The author has explained the meaning and of the concept of Lifting of the Corporate Veil in a generic manner.
According to Section 2(20) of the Companies Act, 2013, a company is defined as a company that is incorporated under this Act or any other previous prevailing Companies Act.
A company can be formed in accordance with the provisions of Section 3 which provides for the incorporation of a company.
A company has the following features:
- Incorporated association,
- Independent legal entity,
- Common seal,
- Perpetual existence,
- Limited liability, etc.
What is a Corporate Veil?
The separate or independent legal entity of a company is one of the most important and unique features of a company.
A separate legal entity means that the promoters and owners of a company have a separate identity from that of the company. Official documents are signed in the name of the company and not the promoters or owners. It shields the promoters and owners of a company from liability unlike in a sole proprietorship or a partnership wherein the owners have unlimited liability.
If the company incurs any debt or is involved in any contravention of the law, it the company which is liable and not the promoters or owners, hence they have limited liability.
The purpose of the doctrine of corporate veil is to ensure business efficacy and convenience as one of the attractive features of a company is limited liability. Limited liability means that the liability of each shareholder is to the extent of his or her ownership in the company.
So, basically, a corporate veil is something that separates the personality of a company from the personality of its shareholders and protects them from being personally liable for the company’s obligations.
One of the landmark cases in regard to the corporate veil is – Salomon v Salomon & Co. Ltd[i]
Here, Mr. Salomon incorporated the business of manufacturing shoes and boots by the name of “Salomon & Co. Ltd” and the company had seven shareholders, which were his family members.
He, his wife, his daughter, and his four sons were the shareholders of the company.
He sold his sole trader business to the company and retained 6 of the shares and received debentures worth 10 thousand pounds.
The business ran into some difficulties and was unable to pay the interest on debentures. Salomon made a claim on the basis that he was a secured creditor, and the company was defaulting on his payments.
It was held that the debts of the company were not the debts of Mr. Salomon because it was validly incorporated, and both are separate legal entities.
Understanding the Lifting of the Corporate Veil
There might be some instances wherein it is necessary to know who the people behind the corporate veil are and, in these instances, the corporate veil needs to be lifted and the real culprits need to be punished.

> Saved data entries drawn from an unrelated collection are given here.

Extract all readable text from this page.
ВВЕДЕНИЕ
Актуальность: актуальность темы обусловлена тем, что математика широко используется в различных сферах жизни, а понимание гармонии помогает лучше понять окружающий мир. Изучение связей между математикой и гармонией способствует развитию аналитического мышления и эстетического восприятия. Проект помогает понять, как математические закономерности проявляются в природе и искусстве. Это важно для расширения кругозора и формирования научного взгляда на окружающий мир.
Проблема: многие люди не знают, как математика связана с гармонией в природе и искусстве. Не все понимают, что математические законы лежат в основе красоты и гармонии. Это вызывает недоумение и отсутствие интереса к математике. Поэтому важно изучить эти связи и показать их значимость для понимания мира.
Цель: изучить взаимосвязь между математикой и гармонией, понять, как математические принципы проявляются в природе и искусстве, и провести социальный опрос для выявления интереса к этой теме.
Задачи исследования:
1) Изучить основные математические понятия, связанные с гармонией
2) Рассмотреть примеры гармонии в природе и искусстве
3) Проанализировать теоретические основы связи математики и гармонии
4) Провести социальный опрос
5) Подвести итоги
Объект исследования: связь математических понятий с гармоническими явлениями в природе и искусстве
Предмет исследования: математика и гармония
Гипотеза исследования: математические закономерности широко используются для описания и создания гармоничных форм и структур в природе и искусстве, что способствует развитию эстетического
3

The courts usually lift the corporate veil where fraud has been committed, improper conduct wherein the public interest is at large, or where the sole purpose of incorporating the company is the evade taxes, etc.
Grounds for Lifting the Corporate Veil
The circumstances under which the corporate veil can be lifted can be divided into two types:
- Section 45 – Reduction of membership below the statutory limit: The minimum number of members or shareholders in a public company is seven and in a private company is two and if the membership is reduced below that then lifting of corporate veil is needed.
- Section 147 – Misdescription of name: If an officer of a company who signs any bill of exchange where the name of the company is not mentioned in the prescribed manners, such officer will be held liable and not the company.
- Section 239 – Power of inspector to investigate: This section provides for the power of the inspector to investigate the affairs of a company for allegations of mismanagement, oppression etc.
- Section 307 & 308 – These sections apply to every Director and deemed Director. It states that the nature of their shareholding must be mentioned in the shareholder’s register and non-compliance will result in the lifting of the corporate veil.
Following are the instances where the judiciary can lift the corporate veil-
- Tax Evasion: Where it is evident that the company is trying to evade taxation, then the courts can lift the corporate veil and punish the people responsible.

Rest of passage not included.